Unfortunately, the doctored photograph proved far more popular than its legitimate counterpart. Due to the age of the original photographs, much of what was published about that particular mummy had long disappeared from news web sites, and few unaltered iterations of the original now populate search results. Some social media clues remain, however:
A bit more digging reveals that the mummy was covered in the news in 2007, after the Saint Louis Science Center (SLSC) got hold of a specimen that was originally acquired by a dentist back in the 1900s:
Washington University scientist Charles F. Hildebolt got an intriguing phone call. A mummy had turned up in the storage facility of the Saint Louis Science Center (SLSC), but no one knew much about it. Could he and his colleagues do some detective work to learn more?
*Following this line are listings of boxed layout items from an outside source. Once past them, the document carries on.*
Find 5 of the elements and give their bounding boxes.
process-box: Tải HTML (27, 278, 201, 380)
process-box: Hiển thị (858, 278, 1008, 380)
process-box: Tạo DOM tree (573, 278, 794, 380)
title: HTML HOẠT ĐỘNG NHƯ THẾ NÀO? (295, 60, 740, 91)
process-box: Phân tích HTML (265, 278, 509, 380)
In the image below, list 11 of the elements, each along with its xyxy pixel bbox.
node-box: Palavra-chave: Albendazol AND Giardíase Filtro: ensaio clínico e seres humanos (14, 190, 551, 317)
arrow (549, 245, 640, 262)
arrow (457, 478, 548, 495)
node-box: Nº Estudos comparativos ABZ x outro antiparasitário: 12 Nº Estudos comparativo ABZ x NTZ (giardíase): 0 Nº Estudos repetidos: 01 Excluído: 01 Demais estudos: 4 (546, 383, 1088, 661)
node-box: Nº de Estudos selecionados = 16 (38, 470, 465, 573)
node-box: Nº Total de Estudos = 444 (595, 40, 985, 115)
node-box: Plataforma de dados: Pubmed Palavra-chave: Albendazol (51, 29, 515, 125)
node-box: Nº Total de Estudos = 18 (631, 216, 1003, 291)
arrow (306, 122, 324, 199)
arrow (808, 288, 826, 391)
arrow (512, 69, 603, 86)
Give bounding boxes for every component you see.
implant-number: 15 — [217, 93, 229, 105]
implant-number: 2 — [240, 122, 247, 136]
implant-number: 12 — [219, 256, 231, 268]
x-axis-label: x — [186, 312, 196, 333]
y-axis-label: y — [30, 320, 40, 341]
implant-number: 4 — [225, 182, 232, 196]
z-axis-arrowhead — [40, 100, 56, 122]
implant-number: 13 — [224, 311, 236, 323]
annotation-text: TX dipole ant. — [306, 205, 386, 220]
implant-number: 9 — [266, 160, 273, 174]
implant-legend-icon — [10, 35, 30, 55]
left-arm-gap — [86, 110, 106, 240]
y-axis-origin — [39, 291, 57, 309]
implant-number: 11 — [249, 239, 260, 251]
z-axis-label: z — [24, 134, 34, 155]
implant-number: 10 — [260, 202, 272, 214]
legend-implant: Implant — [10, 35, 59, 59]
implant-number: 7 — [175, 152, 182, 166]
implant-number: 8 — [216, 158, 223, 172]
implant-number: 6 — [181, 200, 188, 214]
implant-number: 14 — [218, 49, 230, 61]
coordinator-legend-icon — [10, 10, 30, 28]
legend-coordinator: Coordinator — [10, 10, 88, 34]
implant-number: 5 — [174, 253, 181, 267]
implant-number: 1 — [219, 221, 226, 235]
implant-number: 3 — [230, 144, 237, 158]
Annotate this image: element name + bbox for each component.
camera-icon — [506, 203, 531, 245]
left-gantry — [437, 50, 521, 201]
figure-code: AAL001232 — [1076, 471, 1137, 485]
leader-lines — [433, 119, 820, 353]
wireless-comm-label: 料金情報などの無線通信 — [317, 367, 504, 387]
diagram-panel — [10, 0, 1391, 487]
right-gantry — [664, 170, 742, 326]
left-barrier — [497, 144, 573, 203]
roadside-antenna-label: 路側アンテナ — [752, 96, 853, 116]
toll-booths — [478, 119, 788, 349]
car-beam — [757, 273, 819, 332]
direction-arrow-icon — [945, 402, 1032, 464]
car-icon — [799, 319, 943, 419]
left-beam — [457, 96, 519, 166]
“When you hear the word ‘mummy,’ you think big box or large tomb,” says Hildebolt, DDS, PhD, a dentist and anthropologist in the Department of Radiology. “It was a surprise when we got over there and found that this was a small child, partly unwrapped and in a little pine box. We said, ‘Wow! This is really interesting.’ But we didn’t know exactly what we’d be able to find out.”
At the same time, they made a bit of scientific history. Although the record of child mummies in existence is still incomplete, they are “exceedingly rare,” says Hildebolt. The extensive research they have done to understand this one may well rank, he says, “as the most extensive work ever done on a child mummy.”
What information they had when they began came from SLSC records. Around the turn of the last century, a dentist from Hermann MO was traveling in the Middle East when he acquired the mummy as a keepsake. Back home, a niece eventually inherited it, and she brought it out for display on Halloween. Her family donated it to the SLSC in 1985.
For two decades, the small mummy remained in the SLSC storage facility until new vice president Al Wiman noticed it in 2006. “The first thing I asked was ‘What do you know about it?’ Well, they knew it was a boy,” he says today. “‘Do you know anything else?’ No, they didn’t.
At the time, initial testing revealed only a few facts about the circumstances under which the child was born and died:
With funding from the SLSC, university researchers sent another swatch of wrapping to a laboratory for radiocarbon dating; with 95 percent certainty, the results showed a close match. This baby lived sometime between 40 BC and 130 AD, at the end of the Macedonian-Egyptian period of control and the beginning of Roman rule under Caesar Augustus.
“So this child could easily have been alive at the same time as Cleopatra, Marc Antony, Julius Caesar and Octavian,” says Hildebolt.
To trace the baby’s roots, they contacted Washington University geneticist Anne M. Bowcock, PhD, who enlisted researcher Li Cao, MD, to help retrieve and analyze DNA. Targeting the mitochondrial DNA, they amplified and sequenced their samples, checking the results with Douglas C. Wallace, PhD, of the University of California-Irvine, a mitochondrial expert. Next came a major surprise: This kind of DNA, provided by the maternal side, showed that this child’s mother came of European lineage — perhaps a Roman or Greek living in Egypt. So far, the researchers have not been able to amplify the child’s nuclear DNA, which would show the father’s lineage.
We contacted the SLSC and confirmed that the child mummy exhibit remains a permanent fixture at that center, ruling out the possibility that it has escaped and assumed extraterrestrial form.